2000 Bruno Giacosa Extra Brut, 13% alc.:
What bubbly! It wouldn’t mean that much to say that this pale straw colored blanc de noirs, made from 100% Pinot Nero, is the best sparkling wine I’ve ever had from Italy, because in fact, I can probably count them all on the fingers of both hands. Still, it’s so impressive, exploding on the palate with an immense concentration of bubbles and laser-sharp flavors of bone dry, stony under-ripe apples, brilliant cut and a marvelous overall impression in the mouth. Matthew, our sommelier, told us that only one case of this came to Michigan, and he got it all. Bravo!
Imported by Winebow, Inc., New York, NY
1999 Querciavalle Losi Chianti Classico Riserva Millennium, 90% Sangiovese, 5% Canaiolo, 5% Malvasia Nera, 13% alc.:
Dark garnet in color and classic Chianti Classico in character, with lovely flavors and aromas of earth, sticks, underbrush, dried cherries and dark berries; so smooth and elegant, and not at all rustic, being medium full bodied, with fine balance and excellent length, rich and yet bone dry at the same time. A fine match for my Costolette d' Agnello alla Brace.
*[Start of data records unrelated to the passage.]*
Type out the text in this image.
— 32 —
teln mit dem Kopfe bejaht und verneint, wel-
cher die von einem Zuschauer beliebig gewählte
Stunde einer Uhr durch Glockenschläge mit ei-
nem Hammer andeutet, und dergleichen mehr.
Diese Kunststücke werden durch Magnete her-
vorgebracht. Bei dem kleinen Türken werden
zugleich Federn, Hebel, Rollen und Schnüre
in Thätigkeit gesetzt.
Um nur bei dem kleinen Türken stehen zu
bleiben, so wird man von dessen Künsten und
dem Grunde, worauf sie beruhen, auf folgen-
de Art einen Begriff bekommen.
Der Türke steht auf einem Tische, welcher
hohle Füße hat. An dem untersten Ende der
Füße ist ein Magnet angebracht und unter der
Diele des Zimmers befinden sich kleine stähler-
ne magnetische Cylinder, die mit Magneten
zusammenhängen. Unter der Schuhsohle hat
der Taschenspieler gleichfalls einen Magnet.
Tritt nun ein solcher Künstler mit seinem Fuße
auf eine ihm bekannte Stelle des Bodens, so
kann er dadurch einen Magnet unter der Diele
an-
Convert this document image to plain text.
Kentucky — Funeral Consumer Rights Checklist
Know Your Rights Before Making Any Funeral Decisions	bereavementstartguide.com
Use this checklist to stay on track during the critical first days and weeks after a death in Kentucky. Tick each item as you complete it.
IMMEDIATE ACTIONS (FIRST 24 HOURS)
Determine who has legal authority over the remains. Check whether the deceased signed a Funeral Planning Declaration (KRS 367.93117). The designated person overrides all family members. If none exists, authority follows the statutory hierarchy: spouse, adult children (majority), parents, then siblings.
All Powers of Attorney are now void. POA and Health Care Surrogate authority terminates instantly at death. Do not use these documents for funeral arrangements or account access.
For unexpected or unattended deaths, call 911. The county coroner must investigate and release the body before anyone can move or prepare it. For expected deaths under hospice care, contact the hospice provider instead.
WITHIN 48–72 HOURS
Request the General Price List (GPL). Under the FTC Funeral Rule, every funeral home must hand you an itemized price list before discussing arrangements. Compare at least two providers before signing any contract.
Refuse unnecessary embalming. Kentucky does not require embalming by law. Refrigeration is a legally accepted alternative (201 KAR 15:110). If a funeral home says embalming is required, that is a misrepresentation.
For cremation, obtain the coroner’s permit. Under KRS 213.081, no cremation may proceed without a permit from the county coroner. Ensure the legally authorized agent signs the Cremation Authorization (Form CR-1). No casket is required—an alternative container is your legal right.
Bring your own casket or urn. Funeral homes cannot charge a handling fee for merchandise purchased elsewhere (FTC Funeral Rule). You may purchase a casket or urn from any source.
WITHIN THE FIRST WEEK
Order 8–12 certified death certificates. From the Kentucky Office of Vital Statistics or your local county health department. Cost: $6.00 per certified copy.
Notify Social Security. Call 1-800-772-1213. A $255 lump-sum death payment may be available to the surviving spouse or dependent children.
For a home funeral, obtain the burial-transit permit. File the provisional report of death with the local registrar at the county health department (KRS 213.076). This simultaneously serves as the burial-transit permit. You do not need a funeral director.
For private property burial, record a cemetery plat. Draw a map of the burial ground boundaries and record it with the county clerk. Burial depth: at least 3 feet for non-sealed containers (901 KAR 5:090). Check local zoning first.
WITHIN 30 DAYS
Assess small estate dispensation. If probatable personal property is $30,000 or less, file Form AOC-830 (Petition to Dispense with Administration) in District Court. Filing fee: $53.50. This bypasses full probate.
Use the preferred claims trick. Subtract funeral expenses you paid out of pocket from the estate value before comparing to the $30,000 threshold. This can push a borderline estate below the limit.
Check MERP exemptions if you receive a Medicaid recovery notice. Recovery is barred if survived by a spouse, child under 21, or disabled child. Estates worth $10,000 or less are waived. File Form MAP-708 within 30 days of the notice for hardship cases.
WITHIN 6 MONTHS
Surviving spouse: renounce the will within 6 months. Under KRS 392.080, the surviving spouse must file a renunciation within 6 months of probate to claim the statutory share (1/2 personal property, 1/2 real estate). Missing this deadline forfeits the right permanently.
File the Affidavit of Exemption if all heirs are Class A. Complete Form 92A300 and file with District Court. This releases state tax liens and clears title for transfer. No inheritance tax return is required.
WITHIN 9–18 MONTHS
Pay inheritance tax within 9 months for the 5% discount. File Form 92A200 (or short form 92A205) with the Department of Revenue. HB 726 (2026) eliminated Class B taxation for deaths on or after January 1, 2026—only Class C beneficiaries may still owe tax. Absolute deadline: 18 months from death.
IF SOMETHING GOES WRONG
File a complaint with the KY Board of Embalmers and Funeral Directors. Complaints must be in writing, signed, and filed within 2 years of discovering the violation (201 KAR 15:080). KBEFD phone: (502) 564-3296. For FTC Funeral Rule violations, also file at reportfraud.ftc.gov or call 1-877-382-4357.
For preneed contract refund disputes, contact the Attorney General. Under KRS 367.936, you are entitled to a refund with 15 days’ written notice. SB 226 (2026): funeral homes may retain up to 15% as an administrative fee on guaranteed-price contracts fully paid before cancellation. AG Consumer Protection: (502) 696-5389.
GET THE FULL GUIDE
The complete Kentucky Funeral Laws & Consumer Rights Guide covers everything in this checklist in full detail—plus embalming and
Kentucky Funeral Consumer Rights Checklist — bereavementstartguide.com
Imported by Tricanna Inc., Plainview, NY
1997 Capitel della Crosara Amarone della Valpolicella Classico Monopolio Montresor D.O.C., 14.5% alc.:
Dark garnet in color, fading to pink at the rim; rich and somewhat raisined, with black cherry and cassis; Bennett offered impressions of “crushed raisins, but not hot or over the top,” adding “a little more raisined and it might be Banyuls.” It’s all anchored to an earthy core, with excellent structure and length, and as tasty as it is already, it’s by no means at its peak. Delicious Amarone.